“Perfil perdido”: nada é fixo nestas memórias em forma de postais
A estreia de “Perfil Perdido” aconteceu em novembro de 2020, na metrópole turca de Istambul, estendendo-se por 75 minutos. Mas nem sempre foi essa a duração da peça, já exibida noutros palcos antes de chegar ao Centro Cultural Vila Flor (CCVF), na sexta-feira, às 19h30, e no sábado, às 11h00. “As sequências têm dimensão variável, dependendo do que está a acontecer entre os intérpretes”, explicou o encenador da obra, Marco Martins, após o ensaio mostrado aos jornalistas.
Esses intérpretes são Beatriz Batarda e Romeu Runa; a partir dos quatro postais que encerram várias das memórias de infância da “personagem” de Beatriz e da sua relação com o pai na visita a obras de arte pela Europa fora, os protagonistas tanto pareciam antagonizar-se, como fundirem-se um no outro, em sucessivas imagens inspiradas nessas pinturas.
Fio condutor para a dramaturgia do espetáculo, esses postais sugerem que as memórias podem ser mera ficção, não sendo sequer fixas no tempo. “As memórias são ficção. Para um certo evento da infância, as minhas duas irmãs constroem uma memória que é diferente da minha”, exemplificou.
A partir desta viagem ao passado que sobrevive, “Perfil perdido” explora a relação entre a arte e o real, as questões da autoridade paterna e ainda as de género - há situações em que os protagonistas assumem traços um do outro -, num contexto em que as linguagens do teatro e da dança estão envoltas numa diversidade sonora, que vai do samba à música clássica europeia.
“É um espetáculo inqualificável”, diz o encenador e realizador de cinema, aludindo à multidisciplinaridade artística e aos protagonistas que desdobram em várias individualidades, escapando à definição tradicional de personagem.
Encontro de linguagens
Ao lado do realizador, Beatriz Batarda frisou que o texto e a encenação encaixaram bem na sua experiência pessoal, pelo contacto que tem com a arte desde a infância, fruto do pai ser artista plástico – é o pintor Eduardo Batarda. A atriz reconheceu, assim, ter sido difícil escapar à apropriação de memórias pessoais para a construção da performance que apresenta em palco, mesmo sendo teoricamente contra esse processo. “Foi difícil de respeitar essa teoria. Houve um desejo grande de encontrar memórias pessoais, por causa da minha experiência”.
A obra que sobe ao palco do CCVF exigiu também a busca de um chão comum para as linguagens de Beatriz, o teatro, e de Romeu, a dança, num processo criativo que, ao invés dos dois meses habituais, durou cerca de um ano, com três residências artísticas e um conjunto de material criativo que dá suporte às tais apresentações variáveis, explicou Marco Martins.
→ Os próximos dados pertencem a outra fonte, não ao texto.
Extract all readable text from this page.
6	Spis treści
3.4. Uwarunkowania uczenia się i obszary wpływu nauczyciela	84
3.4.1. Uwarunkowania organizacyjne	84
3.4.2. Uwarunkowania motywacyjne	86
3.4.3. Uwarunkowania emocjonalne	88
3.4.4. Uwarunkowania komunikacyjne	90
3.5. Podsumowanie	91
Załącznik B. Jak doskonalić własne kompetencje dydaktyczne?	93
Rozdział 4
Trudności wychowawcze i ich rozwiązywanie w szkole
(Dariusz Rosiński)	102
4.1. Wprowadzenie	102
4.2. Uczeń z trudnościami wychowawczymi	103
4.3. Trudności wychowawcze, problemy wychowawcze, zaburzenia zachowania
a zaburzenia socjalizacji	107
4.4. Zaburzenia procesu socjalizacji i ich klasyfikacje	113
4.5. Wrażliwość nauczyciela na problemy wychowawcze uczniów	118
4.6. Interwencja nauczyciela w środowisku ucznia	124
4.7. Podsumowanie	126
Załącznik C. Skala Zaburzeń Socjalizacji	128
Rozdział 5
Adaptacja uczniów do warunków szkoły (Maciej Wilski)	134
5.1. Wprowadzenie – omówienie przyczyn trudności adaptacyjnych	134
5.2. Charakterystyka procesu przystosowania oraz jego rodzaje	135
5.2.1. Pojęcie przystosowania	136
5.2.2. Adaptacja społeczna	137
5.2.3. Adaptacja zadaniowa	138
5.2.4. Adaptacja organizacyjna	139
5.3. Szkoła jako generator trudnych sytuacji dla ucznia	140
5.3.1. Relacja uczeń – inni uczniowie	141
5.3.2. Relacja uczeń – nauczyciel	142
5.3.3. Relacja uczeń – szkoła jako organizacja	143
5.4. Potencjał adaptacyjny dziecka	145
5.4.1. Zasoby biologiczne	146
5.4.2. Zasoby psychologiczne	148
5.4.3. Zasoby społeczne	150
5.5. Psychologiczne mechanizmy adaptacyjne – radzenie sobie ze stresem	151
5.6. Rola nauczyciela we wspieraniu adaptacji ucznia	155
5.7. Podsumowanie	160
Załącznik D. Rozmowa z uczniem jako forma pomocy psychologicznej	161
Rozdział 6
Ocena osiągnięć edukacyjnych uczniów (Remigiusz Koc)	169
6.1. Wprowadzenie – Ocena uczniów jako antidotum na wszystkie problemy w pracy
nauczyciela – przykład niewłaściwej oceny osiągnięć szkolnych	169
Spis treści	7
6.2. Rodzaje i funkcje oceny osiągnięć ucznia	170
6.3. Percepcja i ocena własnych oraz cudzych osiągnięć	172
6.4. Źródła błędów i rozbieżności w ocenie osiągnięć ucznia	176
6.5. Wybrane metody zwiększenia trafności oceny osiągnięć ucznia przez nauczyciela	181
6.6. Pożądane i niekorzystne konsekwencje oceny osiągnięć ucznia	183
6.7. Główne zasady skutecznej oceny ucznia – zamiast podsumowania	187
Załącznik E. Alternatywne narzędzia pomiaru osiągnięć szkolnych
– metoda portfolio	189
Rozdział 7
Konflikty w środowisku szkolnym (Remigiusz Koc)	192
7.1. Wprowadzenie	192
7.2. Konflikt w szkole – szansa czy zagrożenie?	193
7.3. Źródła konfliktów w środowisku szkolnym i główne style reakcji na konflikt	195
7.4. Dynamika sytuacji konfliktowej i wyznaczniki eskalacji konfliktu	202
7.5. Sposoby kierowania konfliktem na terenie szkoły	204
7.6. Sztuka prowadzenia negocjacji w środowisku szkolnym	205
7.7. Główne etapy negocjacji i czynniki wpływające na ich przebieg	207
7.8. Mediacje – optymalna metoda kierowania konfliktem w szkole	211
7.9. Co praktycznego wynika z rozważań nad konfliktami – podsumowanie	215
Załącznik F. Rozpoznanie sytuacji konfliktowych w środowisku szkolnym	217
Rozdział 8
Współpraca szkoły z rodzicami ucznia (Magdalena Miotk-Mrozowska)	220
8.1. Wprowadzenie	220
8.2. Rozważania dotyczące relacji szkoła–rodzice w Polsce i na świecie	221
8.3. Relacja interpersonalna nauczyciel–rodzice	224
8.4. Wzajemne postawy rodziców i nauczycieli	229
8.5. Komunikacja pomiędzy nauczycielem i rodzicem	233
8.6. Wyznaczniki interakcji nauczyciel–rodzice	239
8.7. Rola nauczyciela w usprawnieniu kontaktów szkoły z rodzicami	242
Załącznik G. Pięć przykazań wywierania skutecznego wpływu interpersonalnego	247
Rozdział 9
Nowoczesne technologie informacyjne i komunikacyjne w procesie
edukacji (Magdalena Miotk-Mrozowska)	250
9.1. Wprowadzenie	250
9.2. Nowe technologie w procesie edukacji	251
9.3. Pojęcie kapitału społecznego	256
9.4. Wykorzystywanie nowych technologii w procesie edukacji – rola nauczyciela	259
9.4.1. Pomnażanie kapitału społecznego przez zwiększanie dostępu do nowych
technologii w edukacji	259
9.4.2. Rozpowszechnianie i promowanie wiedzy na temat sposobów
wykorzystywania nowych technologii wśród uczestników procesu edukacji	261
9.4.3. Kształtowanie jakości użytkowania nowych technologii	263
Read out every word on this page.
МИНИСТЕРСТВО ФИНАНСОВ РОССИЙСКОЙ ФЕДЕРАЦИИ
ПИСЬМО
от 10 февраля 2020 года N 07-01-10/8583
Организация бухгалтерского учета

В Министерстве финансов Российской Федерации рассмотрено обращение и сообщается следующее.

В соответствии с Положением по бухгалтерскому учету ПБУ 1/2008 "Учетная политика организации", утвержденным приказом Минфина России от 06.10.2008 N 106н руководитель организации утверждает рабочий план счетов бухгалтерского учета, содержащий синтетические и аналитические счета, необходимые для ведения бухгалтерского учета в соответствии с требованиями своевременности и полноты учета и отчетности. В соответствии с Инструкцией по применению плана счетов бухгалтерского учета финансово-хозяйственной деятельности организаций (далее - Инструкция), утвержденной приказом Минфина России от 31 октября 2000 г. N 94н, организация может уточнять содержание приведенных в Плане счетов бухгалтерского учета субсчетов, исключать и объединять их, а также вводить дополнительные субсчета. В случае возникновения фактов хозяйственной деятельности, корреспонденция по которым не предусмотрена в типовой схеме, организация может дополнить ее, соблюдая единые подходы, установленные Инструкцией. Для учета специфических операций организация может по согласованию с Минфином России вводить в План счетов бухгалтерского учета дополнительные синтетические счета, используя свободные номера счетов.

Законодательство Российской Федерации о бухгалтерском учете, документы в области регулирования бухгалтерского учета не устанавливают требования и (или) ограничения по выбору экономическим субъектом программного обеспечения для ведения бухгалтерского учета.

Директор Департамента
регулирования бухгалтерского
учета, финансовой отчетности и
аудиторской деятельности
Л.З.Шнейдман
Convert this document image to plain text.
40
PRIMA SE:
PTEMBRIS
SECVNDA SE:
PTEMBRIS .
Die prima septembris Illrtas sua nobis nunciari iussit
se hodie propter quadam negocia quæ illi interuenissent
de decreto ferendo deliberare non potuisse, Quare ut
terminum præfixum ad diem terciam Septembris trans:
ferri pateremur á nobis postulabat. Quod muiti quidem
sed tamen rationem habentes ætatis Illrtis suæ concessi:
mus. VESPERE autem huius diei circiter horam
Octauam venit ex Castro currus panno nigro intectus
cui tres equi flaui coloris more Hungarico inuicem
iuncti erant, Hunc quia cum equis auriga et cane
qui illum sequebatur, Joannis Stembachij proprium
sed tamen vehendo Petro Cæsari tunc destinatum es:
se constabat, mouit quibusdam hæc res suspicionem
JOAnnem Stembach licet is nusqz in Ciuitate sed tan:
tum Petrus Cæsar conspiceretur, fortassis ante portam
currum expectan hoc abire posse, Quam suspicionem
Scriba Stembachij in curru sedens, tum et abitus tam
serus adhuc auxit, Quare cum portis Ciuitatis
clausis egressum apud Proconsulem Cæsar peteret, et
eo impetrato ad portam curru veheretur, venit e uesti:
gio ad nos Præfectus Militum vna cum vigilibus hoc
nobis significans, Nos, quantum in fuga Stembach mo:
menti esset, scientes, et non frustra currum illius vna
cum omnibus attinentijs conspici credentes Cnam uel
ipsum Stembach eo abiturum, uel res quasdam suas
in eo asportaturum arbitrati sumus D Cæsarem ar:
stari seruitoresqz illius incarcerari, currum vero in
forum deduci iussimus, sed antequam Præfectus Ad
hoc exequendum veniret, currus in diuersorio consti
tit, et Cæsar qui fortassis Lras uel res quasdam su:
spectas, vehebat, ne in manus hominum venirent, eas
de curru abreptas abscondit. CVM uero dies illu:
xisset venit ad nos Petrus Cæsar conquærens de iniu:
O “Perfil Perdido” é também um ato de proximidade, quer entre os intérpretes, mas também os intérpretes e o público. Cada um dos espetáculos vai ter menos de 100 pessoas a assistir, todas elas bem perto do palco. A plateia também será parte da peça, ora tendo de tomar decisões com os postais que vai receber, ora sendo o alvo das performances dos intérpretes, ora assistindo a atos de ilusionismo. “Acontecem vários momentos mágicos”, disse Beatriz Batarda. “Haverá diálogo entre nós, mas também entre nós e o público. Há momentos em que a quarta parede se quebra”, antecipou.